Saturday, October 21, 2006

Living Legends Department: Saxophone Colossus


NYT has a lovely profile of legendary tenor sax player Sonny Rollins, who will be releasing his first studio album in about 10 years. I'm ashamed to admit that I thought he was no longer living; I assumed (and I suspect I'm not the only one) that everybody as good as Rollins was dead. Can't wait to hear the record. Snip:
Until recently, Sonny Rollins practiced his tenor saxophone in a cottage studio a short, loping distance from his house here, on the rustic property he and his wife, Lucille, bought nearly 35 years ago. Mr. Rollins, who has long been lionized, partly for his intense, solitary practicing — or woodshedding, in jazz argot — would often work in the cottage past nightfall. At the house, his wife would turn on the porch light so he could find his way back through the dark.
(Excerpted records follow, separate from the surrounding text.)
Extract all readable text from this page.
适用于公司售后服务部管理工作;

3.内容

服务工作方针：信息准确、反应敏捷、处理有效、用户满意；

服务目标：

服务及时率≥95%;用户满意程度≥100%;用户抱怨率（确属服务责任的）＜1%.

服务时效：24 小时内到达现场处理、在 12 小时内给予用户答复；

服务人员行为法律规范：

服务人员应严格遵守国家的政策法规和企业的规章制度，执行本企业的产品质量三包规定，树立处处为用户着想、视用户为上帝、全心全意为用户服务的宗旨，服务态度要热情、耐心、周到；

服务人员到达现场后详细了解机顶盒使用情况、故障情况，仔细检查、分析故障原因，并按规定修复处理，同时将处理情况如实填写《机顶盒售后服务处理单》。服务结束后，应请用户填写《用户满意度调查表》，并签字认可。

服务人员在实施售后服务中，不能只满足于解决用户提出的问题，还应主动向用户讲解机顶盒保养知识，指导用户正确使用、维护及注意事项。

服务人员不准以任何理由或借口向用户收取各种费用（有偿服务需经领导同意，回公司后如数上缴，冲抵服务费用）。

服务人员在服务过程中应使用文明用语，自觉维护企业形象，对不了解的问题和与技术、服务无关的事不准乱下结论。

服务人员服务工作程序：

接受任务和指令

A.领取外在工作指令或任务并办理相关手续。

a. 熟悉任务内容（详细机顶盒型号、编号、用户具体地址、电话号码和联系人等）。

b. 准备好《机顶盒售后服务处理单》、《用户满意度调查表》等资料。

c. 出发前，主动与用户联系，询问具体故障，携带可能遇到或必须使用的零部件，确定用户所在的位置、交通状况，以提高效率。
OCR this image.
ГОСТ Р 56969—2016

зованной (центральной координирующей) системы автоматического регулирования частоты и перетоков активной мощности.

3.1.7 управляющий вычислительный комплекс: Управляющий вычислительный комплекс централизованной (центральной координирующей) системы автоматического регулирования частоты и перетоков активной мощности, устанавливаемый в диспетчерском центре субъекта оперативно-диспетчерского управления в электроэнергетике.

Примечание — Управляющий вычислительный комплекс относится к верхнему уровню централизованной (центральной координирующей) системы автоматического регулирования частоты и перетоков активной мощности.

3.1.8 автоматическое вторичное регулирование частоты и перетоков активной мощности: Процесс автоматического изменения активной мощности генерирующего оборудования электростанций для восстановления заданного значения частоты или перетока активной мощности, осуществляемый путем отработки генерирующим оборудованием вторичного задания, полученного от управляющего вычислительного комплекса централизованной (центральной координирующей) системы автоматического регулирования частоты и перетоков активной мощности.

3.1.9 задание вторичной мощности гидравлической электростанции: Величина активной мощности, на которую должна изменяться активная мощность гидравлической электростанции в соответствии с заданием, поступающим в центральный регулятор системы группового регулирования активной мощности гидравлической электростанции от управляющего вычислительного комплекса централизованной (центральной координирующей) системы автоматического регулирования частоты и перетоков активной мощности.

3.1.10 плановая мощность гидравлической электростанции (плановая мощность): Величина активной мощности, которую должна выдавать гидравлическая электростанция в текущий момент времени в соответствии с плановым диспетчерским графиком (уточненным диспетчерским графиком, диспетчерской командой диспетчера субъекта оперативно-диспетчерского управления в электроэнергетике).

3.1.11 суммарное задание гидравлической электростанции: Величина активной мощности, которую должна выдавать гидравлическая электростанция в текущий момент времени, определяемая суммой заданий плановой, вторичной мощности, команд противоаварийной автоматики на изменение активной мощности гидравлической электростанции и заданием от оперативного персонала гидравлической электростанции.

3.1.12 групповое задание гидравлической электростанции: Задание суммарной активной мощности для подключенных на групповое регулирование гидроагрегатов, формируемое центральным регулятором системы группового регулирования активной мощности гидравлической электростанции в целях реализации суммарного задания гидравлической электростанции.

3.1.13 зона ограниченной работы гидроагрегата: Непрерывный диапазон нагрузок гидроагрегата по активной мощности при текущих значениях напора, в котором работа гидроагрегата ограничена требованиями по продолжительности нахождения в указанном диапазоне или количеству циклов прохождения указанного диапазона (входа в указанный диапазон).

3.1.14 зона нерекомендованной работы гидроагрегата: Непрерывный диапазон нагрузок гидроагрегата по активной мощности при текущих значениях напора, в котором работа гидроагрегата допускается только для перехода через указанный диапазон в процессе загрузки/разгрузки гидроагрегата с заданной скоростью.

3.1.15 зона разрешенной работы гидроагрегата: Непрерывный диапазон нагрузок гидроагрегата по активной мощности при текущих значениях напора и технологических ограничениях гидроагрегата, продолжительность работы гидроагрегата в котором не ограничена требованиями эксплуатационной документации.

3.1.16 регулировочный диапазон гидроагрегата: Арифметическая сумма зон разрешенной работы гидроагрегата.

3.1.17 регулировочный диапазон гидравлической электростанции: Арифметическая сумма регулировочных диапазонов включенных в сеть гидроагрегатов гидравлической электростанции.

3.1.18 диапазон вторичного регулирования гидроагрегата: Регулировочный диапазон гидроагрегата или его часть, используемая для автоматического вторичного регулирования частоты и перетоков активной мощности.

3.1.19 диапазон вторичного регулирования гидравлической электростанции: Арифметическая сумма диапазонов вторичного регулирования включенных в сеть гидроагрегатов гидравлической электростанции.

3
Lucille Rollins died not quite two years ago, and Mr. Rollins initially turned to his regimen for solace. “So I came out here a few times,” he said in his studio one recent afternoon, “and then I looked, and there was no light on the porch. It just kind of highlighted that, well, there’s nobody there now.” These days, he practices in the house.

Link.

1 comment:

Charles-A. Rovira said...

I'm ashamed to say I hadn't thought about Sonny Rollins in years.

I just thought that he'd given up and moved on to some other phase of his life.

I'm glad he's releasing something. It should be great.